El establecimiento, junto a la Nacional I, ha separado completamente la carta de la barra de la carta del restaurante. Como se ha sentado en el restaurante y a la mesa la cubre un mantel blanco, recién puesto, se decide por lo que no le apetece.
Comer solo en según qué clase de restaurante es, como bien se sabe, un ejercicio no exento de cieras dificultades, pero él es capaz de llevar a feliz término su empresa. Eso piensa al menos hasta que se fija en otro comensal solitario, unas mesas más allá. Hay personas que no concemos, pero que responden a un arquetipo que hemos frecuentado. O que nos ha frecuentado a nosotros desde su reino de geometrías cristalinas: el cristal del pelo sucio, el cristal de la basura, los poliedros más frágiles y desdentados; pero esto es otra historia.

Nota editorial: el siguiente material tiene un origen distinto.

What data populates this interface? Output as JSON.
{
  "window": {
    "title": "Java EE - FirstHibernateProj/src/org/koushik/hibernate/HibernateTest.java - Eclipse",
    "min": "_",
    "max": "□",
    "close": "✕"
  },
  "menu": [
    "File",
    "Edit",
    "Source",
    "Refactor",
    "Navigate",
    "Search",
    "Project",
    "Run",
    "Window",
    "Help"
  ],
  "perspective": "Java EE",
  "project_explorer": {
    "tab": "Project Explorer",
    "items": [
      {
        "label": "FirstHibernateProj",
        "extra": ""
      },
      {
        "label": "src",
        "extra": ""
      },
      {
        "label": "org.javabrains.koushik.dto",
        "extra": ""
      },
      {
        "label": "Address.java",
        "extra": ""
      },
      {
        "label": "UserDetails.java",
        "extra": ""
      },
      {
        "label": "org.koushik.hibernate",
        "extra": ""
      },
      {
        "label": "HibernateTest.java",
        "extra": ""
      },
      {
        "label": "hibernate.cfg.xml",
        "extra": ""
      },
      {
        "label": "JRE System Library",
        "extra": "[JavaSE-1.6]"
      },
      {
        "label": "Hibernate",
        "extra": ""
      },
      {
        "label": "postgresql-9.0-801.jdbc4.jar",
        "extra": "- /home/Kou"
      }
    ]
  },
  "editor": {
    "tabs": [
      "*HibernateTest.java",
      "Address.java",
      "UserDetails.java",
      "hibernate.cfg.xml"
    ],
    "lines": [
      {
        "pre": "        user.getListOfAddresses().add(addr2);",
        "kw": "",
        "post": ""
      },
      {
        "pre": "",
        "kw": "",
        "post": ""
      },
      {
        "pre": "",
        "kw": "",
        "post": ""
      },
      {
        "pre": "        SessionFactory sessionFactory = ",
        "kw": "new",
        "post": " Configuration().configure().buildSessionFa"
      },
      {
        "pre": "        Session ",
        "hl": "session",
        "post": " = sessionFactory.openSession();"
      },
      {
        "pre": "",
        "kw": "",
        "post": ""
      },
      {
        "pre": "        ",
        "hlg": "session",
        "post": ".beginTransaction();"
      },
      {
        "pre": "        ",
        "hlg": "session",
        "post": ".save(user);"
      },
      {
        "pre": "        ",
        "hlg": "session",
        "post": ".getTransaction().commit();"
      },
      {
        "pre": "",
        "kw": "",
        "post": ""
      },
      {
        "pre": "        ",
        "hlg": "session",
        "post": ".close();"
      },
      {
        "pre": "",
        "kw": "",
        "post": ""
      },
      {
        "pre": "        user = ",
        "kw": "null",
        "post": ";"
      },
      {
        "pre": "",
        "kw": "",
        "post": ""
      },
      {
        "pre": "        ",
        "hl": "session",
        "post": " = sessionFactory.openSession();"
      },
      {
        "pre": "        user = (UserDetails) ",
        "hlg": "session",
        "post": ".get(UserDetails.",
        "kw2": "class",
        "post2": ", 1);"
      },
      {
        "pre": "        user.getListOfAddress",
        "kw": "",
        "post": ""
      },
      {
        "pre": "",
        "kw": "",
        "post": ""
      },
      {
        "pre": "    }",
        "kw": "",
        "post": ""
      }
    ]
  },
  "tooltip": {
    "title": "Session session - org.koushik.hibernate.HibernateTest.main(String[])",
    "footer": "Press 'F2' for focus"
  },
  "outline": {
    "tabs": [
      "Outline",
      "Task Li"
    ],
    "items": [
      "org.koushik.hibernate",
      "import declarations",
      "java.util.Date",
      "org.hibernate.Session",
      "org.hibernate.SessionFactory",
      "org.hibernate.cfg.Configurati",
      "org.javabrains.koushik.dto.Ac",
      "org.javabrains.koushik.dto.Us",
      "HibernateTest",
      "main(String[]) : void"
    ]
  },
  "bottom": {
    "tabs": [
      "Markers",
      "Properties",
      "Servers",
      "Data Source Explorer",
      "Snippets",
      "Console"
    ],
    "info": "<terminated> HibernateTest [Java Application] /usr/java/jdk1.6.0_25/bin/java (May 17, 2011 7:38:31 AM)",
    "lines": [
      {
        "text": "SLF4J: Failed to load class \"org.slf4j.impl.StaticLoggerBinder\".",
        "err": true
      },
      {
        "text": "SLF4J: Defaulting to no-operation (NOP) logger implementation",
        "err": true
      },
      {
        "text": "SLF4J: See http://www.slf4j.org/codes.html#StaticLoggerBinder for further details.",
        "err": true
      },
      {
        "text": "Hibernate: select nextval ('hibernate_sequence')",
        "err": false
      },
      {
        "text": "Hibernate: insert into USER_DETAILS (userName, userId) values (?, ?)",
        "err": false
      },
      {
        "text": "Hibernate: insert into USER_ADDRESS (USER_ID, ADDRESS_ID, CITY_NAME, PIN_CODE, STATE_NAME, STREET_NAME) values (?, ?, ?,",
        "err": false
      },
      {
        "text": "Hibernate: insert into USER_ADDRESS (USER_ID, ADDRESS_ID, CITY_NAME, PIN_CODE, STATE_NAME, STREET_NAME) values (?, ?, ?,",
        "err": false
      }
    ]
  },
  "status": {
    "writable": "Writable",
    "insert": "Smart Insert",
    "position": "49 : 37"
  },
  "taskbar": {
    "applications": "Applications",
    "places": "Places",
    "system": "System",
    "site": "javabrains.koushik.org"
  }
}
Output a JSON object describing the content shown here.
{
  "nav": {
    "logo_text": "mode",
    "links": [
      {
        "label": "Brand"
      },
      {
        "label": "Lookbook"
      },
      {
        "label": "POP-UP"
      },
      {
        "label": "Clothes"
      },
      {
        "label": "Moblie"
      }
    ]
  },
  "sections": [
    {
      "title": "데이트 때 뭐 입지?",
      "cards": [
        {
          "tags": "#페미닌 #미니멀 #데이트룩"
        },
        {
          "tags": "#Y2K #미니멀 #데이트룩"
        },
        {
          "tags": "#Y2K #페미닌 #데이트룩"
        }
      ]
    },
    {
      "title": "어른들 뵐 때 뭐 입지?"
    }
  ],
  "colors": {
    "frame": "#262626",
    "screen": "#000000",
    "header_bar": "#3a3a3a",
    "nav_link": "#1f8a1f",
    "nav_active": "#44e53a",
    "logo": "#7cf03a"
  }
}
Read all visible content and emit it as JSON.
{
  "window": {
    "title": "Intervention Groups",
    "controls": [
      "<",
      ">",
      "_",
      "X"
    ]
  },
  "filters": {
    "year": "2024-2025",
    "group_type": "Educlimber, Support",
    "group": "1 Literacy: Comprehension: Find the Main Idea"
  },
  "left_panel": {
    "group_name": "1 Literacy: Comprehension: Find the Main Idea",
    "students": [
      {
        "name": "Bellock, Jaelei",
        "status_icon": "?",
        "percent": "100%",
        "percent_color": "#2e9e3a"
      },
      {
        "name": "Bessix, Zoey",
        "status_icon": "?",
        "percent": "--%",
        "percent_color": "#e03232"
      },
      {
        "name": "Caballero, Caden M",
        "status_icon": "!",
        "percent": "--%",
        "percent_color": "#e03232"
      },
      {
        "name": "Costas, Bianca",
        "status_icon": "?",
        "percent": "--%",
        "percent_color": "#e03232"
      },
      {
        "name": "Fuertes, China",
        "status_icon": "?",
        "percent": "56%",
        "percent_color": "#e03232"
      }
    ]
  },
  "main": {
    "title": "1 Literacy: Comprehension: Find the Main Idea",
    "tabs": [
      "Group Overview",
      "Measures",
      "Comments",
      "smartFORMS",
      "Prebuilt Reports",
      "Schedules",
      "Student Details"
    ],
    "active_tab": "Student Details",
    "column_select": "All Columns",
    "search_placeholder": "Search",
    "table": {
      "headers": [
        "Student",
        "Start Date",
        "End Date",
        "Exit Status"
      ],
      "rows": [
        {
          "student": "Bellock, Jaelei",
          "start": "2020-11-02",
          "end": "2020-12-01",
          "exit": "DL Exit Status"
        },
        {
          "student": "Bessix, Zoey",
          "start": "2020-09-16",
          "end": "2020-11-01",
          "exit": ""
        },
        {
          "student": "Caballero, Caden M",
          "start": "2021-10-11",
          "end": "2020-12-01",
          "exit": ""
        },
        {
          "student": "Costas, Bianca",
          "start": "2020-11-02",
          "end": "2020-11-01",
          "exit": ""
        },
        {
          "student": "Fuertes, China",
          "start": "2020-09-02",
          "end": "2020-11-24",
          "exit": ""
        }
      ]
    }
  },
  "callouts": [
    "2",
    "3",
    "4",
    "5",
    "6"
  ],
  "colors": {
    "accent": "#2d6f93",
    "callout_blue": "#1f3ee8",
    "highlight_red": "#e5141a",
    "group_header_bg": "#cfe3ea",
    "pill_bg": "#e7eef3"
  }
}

La mirada del otro se cruza con la suya varias veces. Sabe retirarla inmediatamente, pero no tarda en producirse otro encuentro. También sabe percibir los gestos, no por sutiles y educados menos visibles, de la incomodidad.
Por otro lado, imaginación y memoria no se han cansado -del primer postre al café- de elaborar hipótesis acerca de cuándo, dónde y cómo, si ése fue el caso, se pudo encontrar hace muchos años con el otro comensal, zurdo por cierto, y diría que algo más viejo que él mismo, un comensal que también se ha decidido por la oferta del restaurante, pese a viajar solo y algo desaliñado.
Al ir a pagar, hace una señal al camarero para que aligere porque ha visto que el otro se está apresurando también. Al poco, ve que alguien se le acerca con la cuenta y decide olvidarse de su compañero. Por eso, por evitar un encuentro o reencuentro, un reconocimiento súbito y quizá poco grato, cuando ha satisfecho la cuenta, se levanta y sale sin mirar a nadie.
Al mismo tiempo, exactamente, que aquel extraño que ha decidido olvidar.